Je le regardai, ébaubie, alors que les nadres rouges se précipitaient sur nous. Dans les yeux de Lénissu, je vis briller une profonde déception, mais aussi une profonde tristesse. Il pensait mourir et il avait voulu me sauver la vie ! Je sentis mes énergies vibrer autour de moi comme des cordes tendues.

Dans un profond silence au milieu des cris des créatures, Lénissu tua le premier nadre rouge. Sa tête tomba à mes pieds, fumante. Dégoûtée, je m’écartai précipitamment et, sans le vouloir, je jetai un rayon de lumière au lieu d’un rayon d’électricité, ce qui eut de toutes façons un effet assez efficace, parce que je les perturbai suffisamment pour que Lénissu puisse abattre trois d’entre eux avant que mon rayon s’effiloche. Il acheva le dernier en évitant une bouffée de feu et en lui plantant son épée dans la poitrine, dépourvue d’écailles.

— Ça n’est pas possible ! —m’exclamai-je, en tremblant de rage et de peur.

— Courons maintenant ! —dit Lénissu.

Une nouvelle avalanche de nadres rouges s’approchait ; il était impossible de courir dans ces conditions ! J’étais dominée par la panique.
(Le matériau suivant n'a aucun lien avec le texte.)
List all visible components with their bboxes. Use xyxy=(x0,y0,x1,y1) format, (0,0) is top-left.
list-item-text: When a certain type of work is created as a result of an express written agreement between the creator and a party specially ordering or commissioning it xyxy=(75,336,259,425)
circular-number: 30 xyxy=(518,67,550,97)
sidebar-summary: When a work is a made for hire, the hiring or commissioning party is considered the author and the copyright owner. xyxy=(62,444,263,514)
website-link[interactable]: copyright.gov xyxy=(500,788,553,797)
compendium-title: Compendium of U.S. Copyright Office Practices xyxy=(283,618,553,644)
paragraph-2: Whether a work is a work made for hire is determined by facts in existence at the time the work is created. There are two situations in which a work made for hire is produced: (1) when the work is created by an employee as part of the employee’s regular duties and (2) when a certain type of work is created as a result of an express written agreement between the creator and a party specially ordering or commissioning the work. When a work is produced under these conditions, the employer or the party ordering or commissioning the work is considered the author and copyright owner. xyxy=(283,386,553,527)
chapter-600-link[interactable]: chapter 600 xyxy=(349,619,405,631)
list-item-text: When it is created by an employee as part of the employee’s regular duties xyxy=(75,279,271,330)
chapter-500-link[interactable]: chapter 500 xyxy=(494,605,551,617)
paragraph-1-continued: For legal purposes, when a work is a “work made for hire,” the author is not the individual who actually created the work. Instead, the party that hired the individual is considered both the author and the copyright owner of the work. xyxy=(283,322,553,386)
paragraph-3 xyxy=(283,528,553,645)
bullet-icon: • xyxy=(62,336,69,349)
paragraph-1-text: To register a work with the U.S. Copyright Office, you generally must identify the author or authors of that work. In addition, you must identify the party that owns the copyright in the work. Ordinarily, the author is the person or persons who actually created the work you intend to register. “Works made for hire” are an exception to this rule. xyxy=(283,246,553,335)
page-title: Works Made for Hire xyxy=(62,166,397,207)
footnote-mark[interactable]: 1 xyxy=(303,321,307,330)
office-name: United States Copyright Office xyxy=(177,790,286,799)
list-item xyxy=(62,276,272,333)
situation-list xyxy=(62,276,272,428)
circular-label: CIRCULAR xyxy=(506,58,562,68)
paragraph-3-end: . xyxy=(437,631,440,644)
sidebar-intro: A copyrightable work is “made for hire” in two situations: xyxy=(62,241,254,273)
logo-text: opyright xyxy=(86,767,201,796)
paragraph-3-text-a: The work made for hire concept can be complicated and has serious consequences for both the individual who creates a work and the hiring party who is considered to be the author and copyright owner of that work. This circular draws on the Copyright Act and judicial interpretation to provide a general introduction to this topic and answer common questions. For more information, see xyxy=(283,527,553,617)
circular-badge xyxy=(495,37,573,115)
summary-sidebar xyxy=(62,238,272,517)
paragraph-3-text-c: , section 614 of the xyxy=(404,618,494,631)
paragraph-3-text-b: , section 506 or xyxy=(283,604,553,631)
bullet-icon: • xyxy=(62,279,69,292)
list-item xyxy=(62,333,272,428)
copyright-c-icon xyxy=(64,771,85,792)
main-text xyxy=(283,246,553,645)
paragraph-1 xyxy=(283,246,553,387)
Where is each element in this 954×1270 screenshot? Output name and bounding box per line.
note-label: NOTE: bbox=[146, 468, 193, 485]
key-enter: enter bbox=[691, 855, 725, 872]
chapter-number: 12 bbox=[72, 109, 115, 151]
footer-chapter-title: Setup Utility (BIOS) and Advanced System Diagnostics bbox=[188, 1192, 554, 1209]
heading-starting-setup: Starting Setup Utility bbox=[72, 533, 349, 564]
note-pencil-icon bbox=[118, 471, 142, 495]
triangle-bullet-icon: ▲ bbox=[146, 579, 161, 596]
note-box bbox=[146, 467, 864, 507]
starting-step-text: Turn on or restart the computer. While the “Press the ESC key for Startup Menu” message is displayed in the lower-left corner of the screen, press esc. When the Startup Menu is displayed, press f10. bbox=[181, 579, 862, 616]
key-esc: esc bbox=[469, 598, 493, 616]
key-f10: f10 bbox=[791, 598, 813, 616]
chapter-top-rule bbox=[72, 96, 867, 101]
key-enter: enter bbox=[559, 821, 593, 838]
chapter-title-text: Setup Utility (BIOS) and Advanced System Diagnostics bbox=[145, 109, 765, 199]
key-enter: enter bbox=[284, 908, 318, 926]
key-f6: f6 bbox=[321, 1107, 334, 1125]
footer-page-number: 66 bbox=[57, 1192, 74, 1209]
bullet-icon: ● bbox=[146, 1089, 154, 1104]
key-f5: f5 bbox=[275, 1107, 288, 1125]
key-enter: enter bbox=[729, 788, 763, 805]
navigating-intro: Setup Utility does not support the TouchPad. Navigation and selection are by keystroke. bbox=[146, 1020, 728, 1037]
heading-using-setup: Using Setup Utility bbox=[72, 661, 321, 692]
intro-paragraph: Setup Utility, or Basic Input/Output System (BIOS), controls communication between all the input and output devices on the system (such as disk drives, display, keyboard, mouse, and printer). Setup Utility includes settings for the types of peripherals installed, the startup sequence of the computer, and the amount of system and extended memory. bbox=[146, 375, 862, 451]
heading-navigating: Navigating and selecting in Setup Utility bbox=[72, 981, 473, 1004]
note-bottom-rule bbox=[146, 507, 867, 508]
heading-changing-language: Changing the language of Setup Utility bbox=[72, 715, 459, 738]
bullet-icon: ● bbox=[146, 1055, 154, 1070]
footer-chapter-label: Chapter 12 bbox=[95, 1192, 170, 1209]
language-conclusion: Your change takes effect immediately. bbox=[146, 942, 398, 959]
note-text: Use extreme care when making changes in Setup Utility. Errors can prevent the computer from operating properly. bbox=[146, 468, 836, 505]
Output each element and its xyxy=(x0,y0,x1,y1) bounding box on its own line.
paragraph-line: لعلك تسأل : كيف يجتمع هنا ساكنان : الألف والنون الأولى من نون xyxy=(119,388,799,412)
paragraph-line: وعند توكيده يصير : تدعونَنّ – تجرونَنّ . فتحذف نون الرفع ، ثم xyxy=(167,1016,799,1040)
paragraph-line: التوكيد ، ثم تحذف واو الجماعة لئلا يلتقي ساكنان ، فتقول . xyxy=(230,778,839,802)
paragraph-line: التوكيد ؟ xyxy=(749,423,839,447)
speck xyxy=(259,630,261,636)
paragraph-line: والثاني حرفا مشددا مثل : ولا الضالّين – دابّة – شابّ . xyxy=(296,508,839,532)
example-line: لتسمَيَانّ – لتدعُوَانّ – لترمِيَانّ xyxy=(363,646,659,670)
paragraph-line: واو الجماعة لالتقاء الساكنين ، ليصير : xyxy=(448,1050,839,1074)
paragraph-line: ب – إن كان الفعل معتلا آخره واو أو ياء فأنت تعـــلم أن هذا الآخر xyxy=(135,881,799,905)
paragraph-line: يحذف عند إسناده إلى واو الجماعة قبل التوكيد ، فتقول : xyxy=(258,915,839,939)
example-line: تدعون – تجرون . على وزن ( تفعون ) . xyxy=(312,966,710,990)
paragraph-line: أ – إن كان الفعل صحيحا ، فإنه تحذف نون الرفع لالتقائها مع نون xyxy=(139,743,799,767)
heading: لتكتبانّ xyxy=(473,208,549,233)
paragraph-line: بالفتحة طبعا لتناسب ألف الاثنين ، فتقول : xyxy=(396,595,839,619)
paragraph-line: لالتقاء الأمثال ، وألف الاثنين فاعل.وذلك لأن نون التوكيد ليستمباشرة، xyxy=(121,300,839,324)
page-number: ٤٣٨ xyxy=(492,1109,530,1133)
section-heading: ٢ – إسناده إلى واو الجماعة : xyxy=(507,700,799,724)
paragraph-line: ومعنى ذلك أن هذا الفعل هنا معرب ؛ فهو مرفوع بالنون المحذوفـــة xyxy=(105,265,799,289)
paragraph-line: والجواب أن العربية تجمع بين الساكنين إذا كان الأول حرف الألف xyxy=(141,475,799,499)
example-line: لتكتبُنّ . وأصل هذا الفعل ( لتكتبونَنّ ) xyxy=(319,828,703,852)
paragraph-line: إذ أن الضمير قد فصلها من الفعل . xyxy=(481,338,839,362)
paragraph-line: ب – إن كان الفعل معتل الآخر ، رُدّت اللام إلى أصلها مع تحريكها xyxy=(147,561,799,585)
Voir tant de nadres de si près m’avait remplie de terreur. Plus petits que moi, ils avaient cependant des écailles et une grande queue pleine de piquants, et leur gueule crachait du feu. Je me mis à courir en criant à mon jaïpu de m’aider à aller plus vite. Heureusement, j’étais habituée à courir dans les bois proches d’Ato en utilisant mon jaïpu, et celui-ci sut répondre correctement. Lénissu, par contre, ne semblait pas posséder autant de contrôle sur son jaïpu et il se retrouva vite à la traîne. Je ne pouvais éviter de jeter des coups d’œil en arrière dans l’espoir de le voir surgir entre les troncs. Était-il resté combattre les nadres ? Non ! Je rejetai violemment cette pensée hors de mon esprit.

La tête sur le point d’exploser, je courais sans faire attention vers où je me dirigeais. Lorsque je regardai en avant, je vis devant moi un grand portail et, sentant que des nadres rouges étaient à mes trousses, je laissai derrière moi toutes mes craintes et je pénétrai dans la masse énergétique. Le voyage fut curieusement long. J’eus la sensation d’entendre plusieurs conversations. À l’intérieur d’une chaumière rurale, en pleine nuit, les membres d’une famille heureuse célébraient une fête locale. À un autre endroit, qui sait si proche ou à mille jours de là, un enfant nuron jouait au fond de la mer dans des ruines envahies par les algues. On entendait des voix furieuses, des rires, des pleurs et des moqueries. Puis ce fut le silence.